May. 4, 2011
The telecommunications companies that own the Isis mobile-payments joint venture have apparently given up on the idea of creating their own merchant network and instead are redirecting their efforts on a mobile wallet, according to a published report. If confirmed, the Isis move means that the existing payment card networks and not upstarts will command the dominant positions as mobile payments move haltingly from the drawing board and tests and into the payments mainstream in the next few years.
Citing unnamed sources, The Wall Street Journal reported Wednesday that AT&T Inc., Verizon Wireless and T-Mobile USA were “scaling back” their Isis joint venture that they hoped would compete with Visa Inc. and MasterCard Inc. and generate transaction revenues from payments. Isis is based on near-field communication (NFC), a form of contactless technology that replaces debit and credit cards with mobile phones that can make a payment when tapped on or near a terminal that exchanges data with the phone’s NFC chip. Initial plans called for transactions to be routed over the Discover Financial Services network, with Barclaycard’s U.S. unit as the first issuer of Isis accounts.
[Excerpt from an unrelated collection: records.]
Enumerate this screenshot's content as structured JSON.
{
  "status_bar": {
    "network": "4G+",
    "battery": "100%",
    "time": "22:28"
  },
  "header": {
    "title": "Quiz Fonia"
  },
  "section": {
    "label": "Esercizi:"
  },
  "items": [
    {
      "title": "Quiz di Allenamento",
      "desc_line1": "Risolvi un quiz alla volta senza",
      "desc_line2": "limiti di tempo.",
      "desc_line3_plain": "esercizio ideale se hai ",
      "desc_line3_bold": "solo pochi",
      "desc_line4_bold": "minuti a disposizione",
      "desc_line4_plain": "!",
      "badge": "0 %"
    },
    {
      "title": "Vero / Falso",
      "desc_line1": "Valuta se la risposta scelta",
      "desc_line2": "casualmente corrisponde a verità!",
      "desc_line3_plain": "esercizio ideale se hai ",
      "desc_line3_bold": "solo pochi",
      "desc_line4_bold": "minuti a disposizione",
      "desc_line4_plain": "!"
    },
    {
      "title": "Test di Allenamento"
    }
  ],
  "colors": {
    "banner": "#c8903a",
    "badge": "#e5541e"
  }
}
Instead, Isis is now talking with Visa and MasterCard about a so-called mobile wallet embedded in mobile phones that would store consumer information and work with various networks, according to the Journal.
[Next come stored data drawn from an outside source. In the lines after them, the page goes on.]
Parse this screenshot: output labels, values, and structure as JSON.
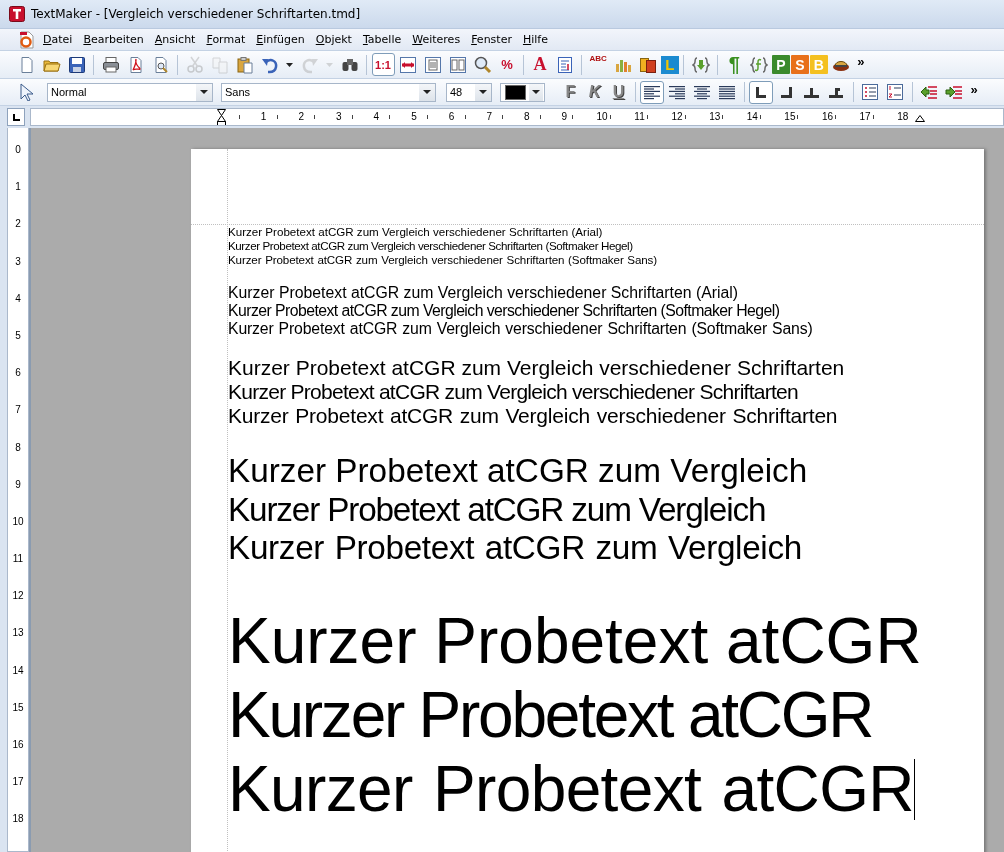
{
  "window": {
    "title": "TextMaker - [Vergleich verschiedener Schriftarten.tmd]"
  },
  "menu": [
    {
      "label": "Datei"
    },
    {
      "label": "Bearbeiten"
    },
    {
      "label": "Ansicht"
    },
    {
      "label": "Format"
    },
    {
      "label": "Einfügen"
    },
    {
      "label": "Objekt"
    },
    {
      "label": "Tabelle"
    },
    {
      "label": "Weiteres"
    },
    {
      "label": "Fenster"
    },
    {
      "label": "Hilfe"
    }
  ],
  "toolbar": [
    {
      "kind": "button",
      "disabled": false
    },
    {
      "kind": "button",
      "disabled": false
    },
    {
      "kind": "button",
      "disabled": false
    },
    {
      "kind": "separator"
    },
    {
      "kind": "button",
      "disabled": false
    },
    {
      "kind": "button",
      "disabled": false
    },
    {
      "kind": "button",
      "disabled": false
    },
    {
      "kind": "separator"
    },
    {
      "kind": "button",
      "disabled": true
    },
    {
      "kind": "button",
      "disabled": true
    },
    {
      "kind": "button",
      "disabled": false
    },
    {
      "kind": "button",
      "disabled": false
    },
    {
      "kind": "caret",
      "disabled": false
    },
    {
      "kind": "button",
      "disabled": true
    },
    {
      "kind": "caret",
      "disabled": true
    },
    {
      "kind": "button",
      "disabled": false
    },
    {
      "kind": "separator"
    },
    {
      "kind": "button",
      "label": "1:1",
      "selected": true,
      "disabled": false
    },
    {
      "kind": "button",
      "disabled": false
    },
    {
      "kind": "button",
      "disabled": false
    },
    {
      "kind": "button",
      "disabled": false
    },
    {
      "kind": "button",
      "disabled": false
    },
    {
      "kind": "button",
      "label": "%",
      "disabled": false
    },
    {
      "kind": "separator"
    },
    {
      "kind": "button",
      "label": "A",
      "disabled": false
    },
    {
      "kind": "button",
      "disabled": false
    },
    {
      "kind": "separator"
    },
    {
      "kind": "button",
      "label": "ABC",
      "disabled": false
    },
    {
      "kind": "button",
      "disabled": false
    },
    {
      "kind": "button",
      "disabled": false
    },
    {
      "kind": "button",
      "label": "L",
      "disabled": false
    },
    {
      "kind": "separator"
    },
    {
      "kind": "button",
      "disabled": false
    },
    {
      "kind": "separator"
    },
    {
      "kind": "button",
      "label": "¶",
      "disabled": false
    },
    {
      "kind": "button",
      "disabled": false
    },
    {
      "kind": "button",
      "label": "P",
      "disabled": false
    },
    {
      "kind": "button",
      "label": "S",
      "disabled": false
    },
    {
      "kind": "button",
      "label": "B",
      "disabled": false
    },
    {
      "kind": "button",
      "disabled": false
    },
    {
      "kind": "overflow",
      "label": "»"
    }
  ],
  "format_bar": {
    "style": "Normal",
    "font": "Sans",
    "size": "48",
    "color": "#000000",
    "text_styles": [
      {
        "label": "F",
        "selected": false
      },
      {
        "label": "K",
        "selected": false
      },
      {
        "label": "U",
        "selected": false
      }
    ],
    "alignment": [
      {
        "selected": true
      },
      {
        "selected": false
      },
      {
        "selected": false
      },
      {
        "selected": false
      }
    ],
    "tab_stops": [
      {
        "selected": true
      },
      {
        "selected": false
      },
      {
        "selected": false
      },
      {
        "selected": false
      }
    ],
    "overflow": "»"
  },
  "horizontal_ruler": [
    "1",
    "2",
    "3",
    "4",
    "5",
    "6",
    "7",
    "8",
    "9",
    "10",
    "11",
    "12",
    "13",
    "14",
    "15",
    "16",
    "17",
    "18"
  ],
  "vertical_ruler": [
    "0",
    "1",
    "2",
    "3",
    "4",
    "5",
    "6",
    "7",
    "8",
    "9",
    "10",
    "11",
    "12",
    "13",
    "14",
    "15",
    "16",
    "17",
    "18"
  ],
  "document": {
    "groups": [
      {
        "lines": [
          {
            "text": "Kurzer Probetext atCGR zum Vergleich verschiedener Schriftarten (Arial)",
            "kind": "arial"
          },
          {
            "text": "Kurzer Probetext atCGR zum Vergleich verschiedener Schriftarten (Softmaker Hegel)",
            "kind": "hegel"
          },
          {
            "text": "Kurzer Probetext atCGR zum Vergleich verschiedener Schriftarten (Softmaker Sans)",
            "kind": "sans"
          }
        ]
      },
      {
        "lines": [
          {
            "text": "Kurzer Probetext atCGR zum Vergleich verschiedener Schriftarten (Arial)",
            "kind": "arial"
          },
          {
            "text": "Kurzer Probetext atCGR zum Vergleich verschiedener Schriftarten (Softmaker Hegel)",
            "kind": "hegel"
          },
          {
            "text": "Kurzer Probetext atCGR zum Vergleich verschiedener Schriftarten (Softmaker Sans)",
            "kind": "sans"
          }
        ]
      },
      {
        "lines": [
          {
            "text": "Kurzer Probetext atCGR zum Vergleich verschiedener Schriftarten",
            "kind": "arial"
          },
          {
            "text": "Kurzer Probetext atCGR zum Vergleich verschiedener Schriftarten",
            "kind": "hegel"
          },
          {
            "text": "Kurzer Probetext atCGR zum Vergleich verschiedener Schriftarten",
            "kind": "sans"
          }
        ]
      },
      {
        "lines": [
          {
            "text": "Kurzer Probetext atCGR zum Vergleich",
            "kind": "arial"
          },
          {
            "text": "Kurzer Probetext atCGR zum Vergleich",
            "kind": "hegel"
          },
          {
            "text": "Kurzer Probetext atCGR zum Vergleich",
            "kind": "sans"
          }
        ]
      },
      {
        "lines": [
          {
            "text": "Kurzer Probetext atCGR",
            "kind": "arial"
          },
          {
            "text": "Kurzer Probetext atCGR",
            "kind": "hegel"
          },
          {
            "text": "Kurzer Probetext atCGR",
            "kind": "sans"
          }
        ]
      }
    ]
  }
}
As has been the case since last November when the carriers announced Isis’s formation, much about the joint venture remains shrouded in mystery. Isis did not respond to several Digital Transactions News requests for comment.
“If the reporting is accurate then what they’re doing is moving from a network that competes with Visa, MasterCard and others to a wallet system that works with multiple networks,” says payments consultant Todd Ablowitz, president of Centennial, Colo.-based Double Diamond Group.
Isis so far has announced just one merchant, the Salt Lake City-based Utah Transit Authority. “This is another example of how hard it is for new intermediaries--handset makers, carriers, Google, etc.--to insert themselves into the payment process,” says Richard K. Crone, chief executive of San Carlos, Calif.-based Crone Consulting LLC, via e-mail.
The UTA is the nation’s only transit system that accepts general-purpose contactless cards, though such cards currently account for only a small fraction of its fares. A UTA spokesperson tells Digital Transactions News by e-mail that the agency still expects to launch Isis in 2012’s first quarter. “No change in plans from UTA’s perspective,” he says.
Visa declined to comment. A MasterCard spokesperson says by e-mail only that “mobile is a priority area at MasterCard. We are in discussions with all players in the mobile-payments ecosystem.”
Exactly what Isis’s mobile wallet will do, and how the carriers will make money from it, is unclear. Ablowitz, who earlier noted that merchants weren’t too keen on Isis’s initial pricing plans, says Isis might be able to attract merchants with electronic coupons that build business. “If they’re trying to value-add with coupons, at least they can make the argument that they’re not adding to retailer costs.”
Despite their apparent retreat from core payments, the carriers still control a valuable piece of real estate on mobile phones, the subscriber identity module (SIM) card. While technology is available that lets SIM cards and NFC chipsets communicate, some mobile carriers prefer to use the SIM card as the so-called secure element that could house virtual payment cards and other media. “SIM is the wireless carriers’ sacred ground and walled garden that they completely control,” says Crone. “The wireless carriers will use the SIM card to assure their financial participation in any NFC payment scheme, with or without their own payment network.”
A Discover spokesperson downplayed the Isis news, noting in an e-mailed statement that Isis “had already indicated that it was making its wallet available to all merchants, banks, networks and carriers. Our role will continue to be in the processing of mobile payments that run over the Discover network. Isis remains a key component of our mobile strategy.”